Timothy Sandefur is a principal attorney at the Pacific Legal Foundation in Sacramento, Calif. As the lead attorney in the foundation’s economic liberty project, he has undertaken several projects designed to limit government regulation. He also has worked to prevent the expansion of eminent domain laws, having litigated important eminent domain cases in California, Missouri and elsewhere and having filed briefs in many significant eminent domain cases, including Kelo v. New London.
Sandefur is the author of two books, Cornerstone of Liberty: Property Rights in 21st Century America and The Right to Earn A Living: Economic Freedom And The Law, as well as some 40 scholarly articles on subjects ranging from eminent domain and economic liberty to copyright, evolution and creationism, and the legal issues of slavery and the Civil War. His articles have appeared in Liberty, National Review Online, The Claremont Review of Books, Forbes Online, The San Francisco Chronicle, Regulation and The Washington Times, among other places. He is an adjunct professor of law at the McGeorge School of Law in Sacramento. In February 2006, he became one of the youngest attorneys ever featured on the cover of California Lawyer magazine. He is a frequent guest on radio and television programs, including The Armstrong and Getty Show, the Jim Lehrer News Hour and NPR’s This American Life. Sandefur is a graduate of Chapman University School of Law and Hillsdale College.

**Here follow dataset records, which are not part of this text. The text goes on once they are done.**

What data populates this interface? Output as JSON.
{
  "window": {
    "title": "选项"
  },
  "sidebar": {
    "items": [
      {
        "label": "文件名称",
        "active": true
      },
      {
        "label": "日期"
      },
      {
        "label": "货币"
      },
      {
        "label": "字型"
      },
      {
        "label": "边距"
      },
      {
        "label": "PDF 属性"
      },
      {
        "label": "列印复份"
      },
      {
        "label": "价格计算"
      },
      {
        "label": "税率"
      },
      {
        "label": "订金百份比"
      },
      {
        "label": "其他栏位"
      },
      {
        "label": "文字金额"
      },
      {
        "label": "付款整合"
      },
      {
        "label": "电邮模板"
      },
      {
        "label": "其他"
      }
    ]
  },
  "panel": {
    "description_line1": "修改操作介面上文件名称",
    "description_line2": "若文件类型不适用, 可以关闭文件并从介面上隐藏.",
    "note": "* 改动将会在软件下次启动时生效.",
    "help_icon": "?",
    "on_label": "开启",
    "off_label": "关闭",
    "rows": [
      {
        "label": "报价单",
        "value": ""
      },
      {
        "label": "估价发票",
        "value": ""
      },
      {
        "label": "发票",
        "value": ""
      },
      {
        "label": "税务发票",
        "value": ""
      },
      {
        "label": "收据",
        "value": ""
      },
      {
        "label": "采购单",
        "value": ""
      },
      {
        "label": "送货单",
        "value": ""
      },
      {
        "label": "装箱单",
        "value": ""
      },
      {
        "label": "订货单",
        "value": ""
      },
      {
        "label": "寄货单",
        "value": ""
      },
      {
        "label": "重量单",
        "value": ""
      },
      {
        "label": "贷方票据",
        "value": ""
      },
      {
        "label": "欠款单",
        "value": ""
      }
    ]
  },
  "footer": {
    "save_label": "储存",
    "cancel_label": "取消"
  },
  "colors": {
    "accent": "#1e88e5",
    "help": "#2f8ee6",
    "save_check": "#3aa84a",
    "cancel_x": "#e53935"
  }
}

If you have questions, please contact Matthew Rousu at email@example.com.
The Adams Center Presents: Valerie Jenness, Ph.D.
November 7, 2012
"Agnes Goes to Prison: Transgender Prisoners in Prisons for Men and the Olympics of Gender Authenticity
Professor Jenness is Dean of the School of Social Ecology and Professor in the Department of Criminology, Law and Society and in the Department of Sociology at the University of California, Irvine. Her research interests are organized around the politics of crime and criminalization; the nexus between law and marginalized communities; and public policy related to social control. Professor Jenness is the author of three books, including Making Hate a Crime: From Social Movement to Law Enforcement Practice (2001), Hate Crimes: New Social Movements and the Politics of Violence (1997), and Making it Work: The Prostitutes' Rights Movement in Perspective (1993), and a vast array of articles published in top-tier academic journals. Over the years, her work has been recognized with awards from the American Sociological Association, the Gustavus Myers Center for the Study of Bigotry and Human Rights in North America, and the Society for the Study of Social Problems, among others. She is frequently invited to speak at universities and governmental bodies both in the United States and internationally.
In addition to her extensive record of cutting-edge research, Professor Jenness has recently undertaken work with an array of public officials to develop evidence-based policy related to crime and justice. Most recently, she has worked with the Los Angeles Police Department (LAPD) to develop historic policy mandating engagement with transgender people in a respectable and fair way during encounters in public as well as in local jails. This work was informed by her research on transgender prisoners, including the first systematic empirical study of transgender inmates in men’s prisons. To do so, she worked with the California Department of Corrections and Rehabilitation (CDCR) to identify all transgender inmates in all California prisons. This was no small task, requiring Professor Jenness to work both collaboratively with, and independently from, the CDCR’s Director of Adult Institutions (to whom all 33 California prison wardens report). To do this, she developed an innovative interview schedule specifically designed to be sensitive to transgender prisoners and to capture a wealth of information on their lives inside and outside of prison. When contacted, 95% of the transgender population in California’s prisons agreed to participate in the study, a stunning participation rate that clearly speaks to Professor Jenness’s unique ability to work with transgender people caught up in the justice system.
The Adams Center is proud to present a scholar of this stature to the campus community both as a speaker and as an instructor in the classroom. Indeed, beyond delivering what promises to be an engaging and provocative talk tonight, Professor Jenness has agreed to teach a number of classes at SU, including a senior seminar session in sociology on methods of research involving vulnerable populations and a session on violence against sexual and gender minorities in the Psychology Department. In addition, the Adams Center will offer students and faculty opportunities to meet and interact with Professor Jenness in small groups during her two days on campus.